Stay Bonuses are the Worst Kind of Retention Tool

September 20, 2010 1 Comment

Lloyd Bridges in Airplane!This is a wayback – almost two years ago to the day I offered this perspective and eerily it’s still spot on. I must be Nostradamus’ long lost great grandson.

It’s been a rough year in the market. Mortgage crises. Bad corporate behavior. Bankruptcies. M&A. Hideous. Lloyd Bridges said it best: “Looks like I picked the wrong year to quit sniffing glue.” But undoubtedly the most bizarre behavior I’ve seen this year comes in the form of the “stay bonus.”

Let’s hit rewind and explore some underlying axioms about business. Sure, many of these are cliche (probably because so many folks have abused and perverted them that they often ring hollow) but they’ll set a context to explore this issue.

1. People are our most important resource
2. It costs much more to hire someone new than it does to keep the associates you’ve already got
3. People are always searching for growth opportunities

Here’s the issue: those three axioms set many organizations up for a colossal form of organizational stupidity.

Imagine this situation if you will: you have a positive bull market going on and the economy is chugging along at a solid clip. Life is good. Earnings reports are full of butterflies and rainbows and puppy dogs and smiley faces (I love Frank Caliendo’s impression of Pacino) and no matter how hard management tries, they can’t seem to do anything other than turn a wonderful profit. Everyone’s as cozy as Fonzie on a motorcycle. In this scenario, it seems like every manager and executive in the organization is the next Jack Welch given the performance they’re turning in.

Then it happens – everything goes south. The economy craters. Spending tightens. Margins are pressured. But most important of all, leaders in the organization start making bad decisions (or no decisions at all which is even worse). Some of them demonstrate gross negligence or incompetence. Earnings reports are full of more “Biff!”s and “Pow!”s than an old Adam West era Batman episode.

Looking at things objectively, management and leadership has failed. They’ve failed to anticipate and prepare for problems. They’ve failed to steer the organization through choppy waters. And all too often, they’ve failed to take responsibility for their failures (once again invoking the Krusty the Clown defense of “Don’t blame me! I didn’t do it!”).

Here’s where it gets stooooopid (with FIVE O’s). The same management that drove the business into the ground opens their handy “Successful Executive’s Handbook” (warning: if you see this book on the bookshelf of a prospective boss, run like the wind my child!).
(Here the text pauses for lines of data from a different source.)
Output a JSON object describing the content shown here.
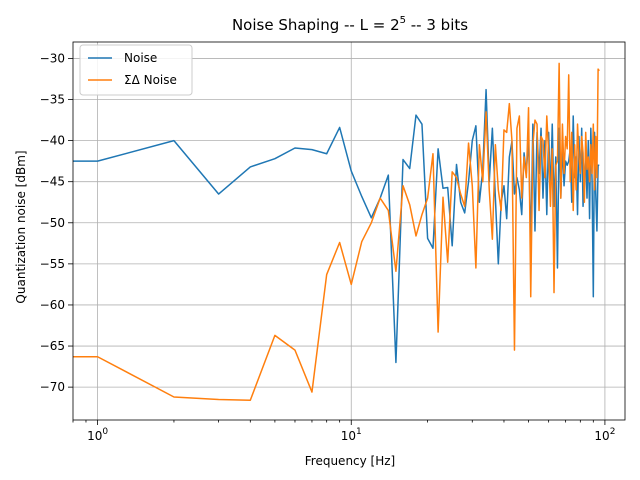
{
  "chart_data": {
    "type": "line",
    "title": "Noise Shaping -- L = 2",
    "title_exponent": "5",
    "title_suffix": " -- 3 bits",
    "xlabel": "Frequency [Hz]",
    "ylabel": "Quantization noise [dBm]",
    "xscale": "log",
    "xlim": [
      0.8,
      120
    ],
    "ylim": [
      -74,
      -28
    ],
    "x_ticks": [
      {
        "value": 1,
        "base": "10",
        "exp": "0"
      },
      {
        "value": 10,
        "base": "10",
        "exp": "1"
      },
      {
        "value": 100,
        "base": "10",
        "exp": "2"
      }
    ],
    "y_ticks": [
      -30,
      -35,
      -40,
      -45,
      -50,
      -55,
      -60,
      -65,
      -70
    ],
    "y_tick_labels": [
      "−30",
      "−35",
      "−40",
      "−45",
      "−50",
      "−55",
      "−60",
      "−65",
      "−70"
    ],
    "grid": true,
    "legend_position": "upper-left",
    "x": [
      0.8,
      1,
      2,
      3,
      4,
      5,
      6,
      7,
      8,
      9,
      10,
      11,
      12,
      13,
      14,
      15,
      16,
      17,
      18,
      19,
      20,
      21,
      22,
      23,
      24,
      25,
      26,
      27,
      28,
      29,
      30,
      31,
      32,
      33,
      34,
      35,
      36,
      37,
      38,
      39,
      40,
      41,
      42,
      43,
      44,
      45,
      46,
      47,
      48,
      49,
      50,
      51,
      52,
      53,
      54,
      55,
      56,
      57,
      58,
      59,
      60,
      61,
      62,
      63,
      64,
      65,
      66,
      67,
      68,
      69,
      70,
      71,
      72,
      73,
      74,
      75,
      76,
      77,
      78,
      79,
      80,
      81,
      82,
      83,
      84,
      85,
      86,
      87,
      88,
      89,
      90,
      91,
      92,
      93,
      94,
      95
    ],
    "series": [
      {
        "name": "Noise",
        "color": "#1f77b4",
        "values": [
          -42.5,
          -42.5,
          -40,
          -46.5,
          -43.2,
          -42.2,
          -40.9,
          -41.1,
          -41.6,
          -38.4,
          -43.7,
          -46.8,
          -49.4,
          -47.0,
          -44.2,
          -67.0,
          -42.3,
          -43.4,
          -36.9,
          -38.0,
          -51.9,
          -53.1,
          -41.0,
          -45.8,
          -45.7,
          -52.8,
          -42.9,
          -47.5,
          -48.8,
          -45.0,
          -40.0,
          -38.2,
          -47.5,
          -43.5,
          -33.8,
          -45.0,
          -38.5,
          -47.0,
          -55.0,
          -47.5,
          -45.5,
          -49.5,
          -42.0,
          -40.1,
          -46.5,
          -44.5,
          -46.0,
          -49.0,
          -41.5,
          -44.0,
          -39.5,
          -53.0,
          -38.0,
          -51.0,
          -39.0,
          -44.0,
          -38.5,
          -47.0,
          -40.0,
          -49.0,
          -39.0,
          -46.5,
          -38.0,
          -48.0,
          -42.0,
          -55.5,
          -38.5,
          -47.0,
          -40.5,
          -45.5,
          -42.5,
          -43.0,
          -42.5,
          -41.0,
          -47.5,
          -37.0,
          -44.5,
          -42.0,
          -49.0,
          -39.5,
          -45.0,
          -38.5,
          -48.0,
          -44.0,
          -42.0,
          -47.0,
          -40.0,
          -49.5,
          -38.5,
          -45.0,
          -59.0,
          -39.0,
          -46.5,
          -51.0,
          -43.0,
          -43.0
        ]
      },
      {
        "name": "ΣΔ Noise",
        "color": "#ff7f0e",
        "values": [
          -66.3,
          -66.3,
          -71.2,
          -71.5,
          -71.6,
          -63.7,
          -65.5,
          -70.6,
          -56.3,
          -52.4,
          -57.5,
          -52.3,
          -50.0,
          -47.0,
          -48.5,
          -55.9,
          -45.5,
          -47.8,
          -51.6,
          -49.0,
          -47.0,
          -41.6,
          -63.3,
          -46.9,
          -54.8,
          -43.8,
          -44.5,
          -46.5,
          -48.0,
          -40.3,
          -45.5,
          -55.5,
          -40.5,
          -45.0,
          -36.5,
          -46.0,
          -52.0,
          -40.5,
          -46.0,
          -48.5,
          -38.7,
          -39.0,
          -35.5,
          -40.0,
          -65.5,
          -38.5,
          -37.0,
          -47.0,
          -42.0,
          -44.5,
          -36.0,
          -59.0,
          -40.5,
          -37.5,
          -38.0,
          -48.5,
          -39.5,
          -40.0,
          -44.5,
          -37.0,
          -41.5,
          -48.0,
          -41.0,
          -58.5,
          -43.0,
          -42.5,
          -30.6,
          -47.0,
          -38.0,
          -44.0,
          -39.5,
          -41.0,
          -32.0,
          -45.0,
          -39.0,
          -48.5,
          -40.5,
          -46.0,
          -38.0,
          -42.0,
          -44.0,
          -39.5,
          -41.5,
          -47.5,
          -39.0,
          -43.5,
          -42.0,
          -45.0,
          -40.5,
          -44.0,
          -38.0,
          -46.0,
          -39.5,
          -44.5,
          -31.3,
          -31.5
        ]
      }
    ]
  }
}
They frantically look for the chapter on the Titanic but to no avail.

At that point, they remember the three axioms above and grow concerned that the problems in the business will lead to a “brain drain” of their talent. They read those axioms over and over wondering what to do. They worry their “key talent” will seek “growth opportunities” elsewhere now that the company has melted down. It hits them hard when they think they can’t afford to lose their talent because it will cost more and make things worse. And of course, they need to do something (anything) to demonstrate their commitment to people since they are the most important resource they have. The stroke of genius strikes at that moment – the best way to prevent that brain drain from happening lies at their fingertips: stay bonuses all around!
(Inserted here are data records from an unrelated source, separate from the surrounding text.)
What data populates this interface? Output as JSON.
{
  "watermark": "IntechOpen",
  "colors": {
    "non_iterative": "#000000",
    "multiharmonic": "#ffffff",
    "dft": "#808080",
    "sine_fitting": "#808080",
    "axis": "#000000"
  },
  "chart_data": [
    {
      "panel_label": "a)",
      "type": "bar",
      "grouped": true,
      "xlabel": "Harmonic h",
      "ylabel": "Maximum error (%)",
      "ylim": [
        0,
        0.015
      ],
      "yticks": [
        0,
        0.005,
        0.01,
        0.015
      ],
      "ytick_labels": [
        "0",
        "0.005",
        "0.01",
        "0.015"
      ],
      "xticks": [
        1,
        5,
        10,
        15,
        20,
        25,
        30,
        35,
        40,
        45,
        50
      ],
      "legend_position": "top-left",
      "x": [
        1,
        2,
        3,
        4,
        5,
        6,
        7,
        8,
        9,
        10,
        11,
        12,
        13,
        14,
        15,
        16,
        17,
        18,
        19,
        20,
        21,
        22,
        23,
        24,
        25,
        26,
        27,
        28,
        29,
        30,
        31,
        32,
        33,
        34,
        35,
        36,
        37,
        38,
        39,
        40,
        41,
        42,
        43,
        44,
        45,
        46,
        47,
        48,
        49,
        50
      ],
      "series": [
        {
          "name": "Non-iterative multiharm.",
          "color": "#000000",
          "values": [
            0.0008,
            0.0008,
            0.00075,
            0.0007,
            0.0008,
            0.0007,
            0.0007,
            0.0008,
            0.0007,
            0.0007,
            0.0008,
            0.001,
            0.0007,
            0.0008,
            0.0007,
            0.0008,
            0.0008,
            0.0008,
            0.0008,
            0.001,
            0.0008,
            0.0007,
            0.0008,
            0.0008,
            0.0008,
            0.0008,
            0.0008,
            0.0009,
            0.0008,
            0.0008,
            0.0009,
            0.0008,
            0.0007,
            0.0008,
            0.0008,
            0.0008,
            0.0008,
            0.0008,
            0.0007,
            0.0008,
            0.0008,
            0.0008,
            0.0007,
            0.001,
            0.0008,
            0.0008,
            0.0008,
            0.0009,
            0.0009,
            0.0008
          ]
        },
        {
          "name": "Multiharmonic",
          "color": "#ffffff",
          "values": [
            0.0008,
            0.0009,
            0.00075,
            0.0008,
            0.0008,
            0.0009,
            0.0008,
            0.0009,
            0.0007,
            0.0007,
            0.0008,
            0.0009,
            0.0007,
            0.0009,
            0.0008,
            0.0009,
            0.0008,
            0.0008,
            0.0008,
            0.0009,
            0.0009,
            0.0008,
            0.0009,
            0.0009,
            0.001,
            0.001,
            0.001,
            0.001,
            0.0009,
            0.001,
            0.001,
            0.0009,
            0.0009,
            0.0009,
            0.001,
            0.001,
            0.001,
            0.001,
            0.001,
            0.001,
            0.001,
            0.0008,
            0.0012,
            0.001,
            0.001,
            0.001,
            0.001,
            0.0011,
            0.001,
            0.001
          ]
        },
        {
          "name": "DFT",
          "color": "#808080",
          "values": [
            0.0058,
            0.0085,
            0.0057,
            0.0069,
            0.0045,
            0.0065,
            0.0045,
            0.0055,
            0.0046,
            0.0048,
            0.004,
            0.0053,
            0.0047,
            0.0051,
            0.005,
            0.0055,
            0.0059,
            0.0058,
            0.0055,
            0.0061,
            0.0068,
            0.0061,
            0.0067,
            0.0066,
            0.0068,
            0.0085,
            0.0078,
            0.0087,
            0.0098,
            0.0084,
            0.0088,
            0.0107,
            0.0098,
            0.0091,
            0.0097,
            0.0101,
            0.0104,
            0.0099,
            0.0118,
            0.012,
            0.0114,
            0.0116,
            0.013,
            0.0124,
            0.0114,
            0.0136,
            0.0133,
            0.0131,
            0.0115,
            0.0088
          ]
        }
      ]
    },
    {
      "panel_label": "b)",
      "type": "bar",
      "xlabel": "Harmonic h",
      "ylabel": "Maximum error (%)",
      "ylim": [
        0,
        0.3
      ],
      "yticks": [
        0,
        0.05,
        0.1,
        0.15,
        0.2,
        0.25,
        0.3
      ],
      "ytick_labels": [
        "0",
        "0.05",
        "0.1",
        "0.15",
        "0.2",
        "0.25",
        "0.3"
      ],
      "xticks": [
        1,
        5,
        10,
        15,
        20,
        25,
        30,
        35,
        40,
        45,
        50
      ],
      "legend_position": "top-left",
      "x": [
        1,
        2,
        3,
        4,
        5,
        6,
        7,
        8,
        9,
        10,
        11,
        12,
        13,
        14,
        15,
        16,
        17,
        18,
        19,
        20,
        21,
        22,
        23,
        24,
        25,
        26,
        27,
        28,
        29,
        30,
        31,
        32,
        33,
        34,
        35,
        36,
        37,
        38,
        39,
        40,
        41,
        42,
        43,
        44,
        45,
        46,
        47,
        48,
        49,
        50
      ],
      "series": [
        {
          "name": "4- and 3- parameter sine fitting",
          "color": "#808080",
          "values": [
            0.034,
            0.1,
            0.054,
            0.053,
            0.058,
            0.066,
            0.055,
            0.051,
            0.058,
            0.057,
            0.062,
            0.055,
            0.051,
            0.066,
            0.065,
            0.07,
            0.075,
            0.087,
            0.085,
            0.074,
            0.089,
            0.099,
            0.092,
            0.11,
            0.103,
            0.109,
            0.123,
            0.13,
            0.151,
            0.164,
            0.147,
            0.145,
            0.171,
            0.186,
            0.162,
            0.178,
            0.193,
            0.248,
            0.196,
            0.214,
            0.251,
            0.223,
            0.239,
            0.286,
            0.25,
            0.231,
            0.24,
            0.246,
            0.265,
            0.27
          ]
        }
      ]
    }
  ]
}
Yes. Stay bonuses. Wonderfully (and occasionally obscenely) large amounts of cash or stock to induce leaders in the organization to stay are handed out. And guess what happens? Of course those leaders stay around. The incentive is too large not to.

I hope by now you’ve figured out the monolithic act of stupidity here… please tell me you have. For the benefit of one of those leaders who happened to just give out a stay bonus, I’ll elaborate because I’m sure you’re confused: YOU JUST PAID BIG BUCKS TO HANG ONTO MANAGERS WHO RAN THE BUSINESS INTO THE GROUND! Why on God’s green Earth would you do that? That’s simply throwing good money after bad.

The bigger problem is this phenomenon occurs at all levels from Directors to the Board of Directors. These “leaders” mistakenly interpret the above axioms as a mandate to pay even more money to the folks who got them in trouble in the first place.

My suggestion: look at the collapse of the business as a failure of leadership and, as I recommend doing when you make a hiring mistake, belly up to the bar and clean up your mess. Sure it’s the harder road to travel but don’t your associates, customers, and shareholders deserve better than management (note I did not say leadership) who has cratered a previously solid business? This is one case where instead of stay bonuses, you should be investing in severance packages and hiring bonuses…

Mike Figliuolo at thoughtLEADERS, LLC

One Response to “Stay Bonuses are the Worst Kind of Retention Tool”

  1. Ed Ceballos says:

    Excellent take on the HR retention strategy.
    I’ve seen companies promising an up front “project bonus” as to ensure an employee accepts to be given a challenging project “no one wants” or even taking a leadership role in a troubling area. Amazing.
    Companies end up being hostages, with a totally destroyed compensation strategy. On the long run, only mediocre people survive there, and good talent leaves anyway.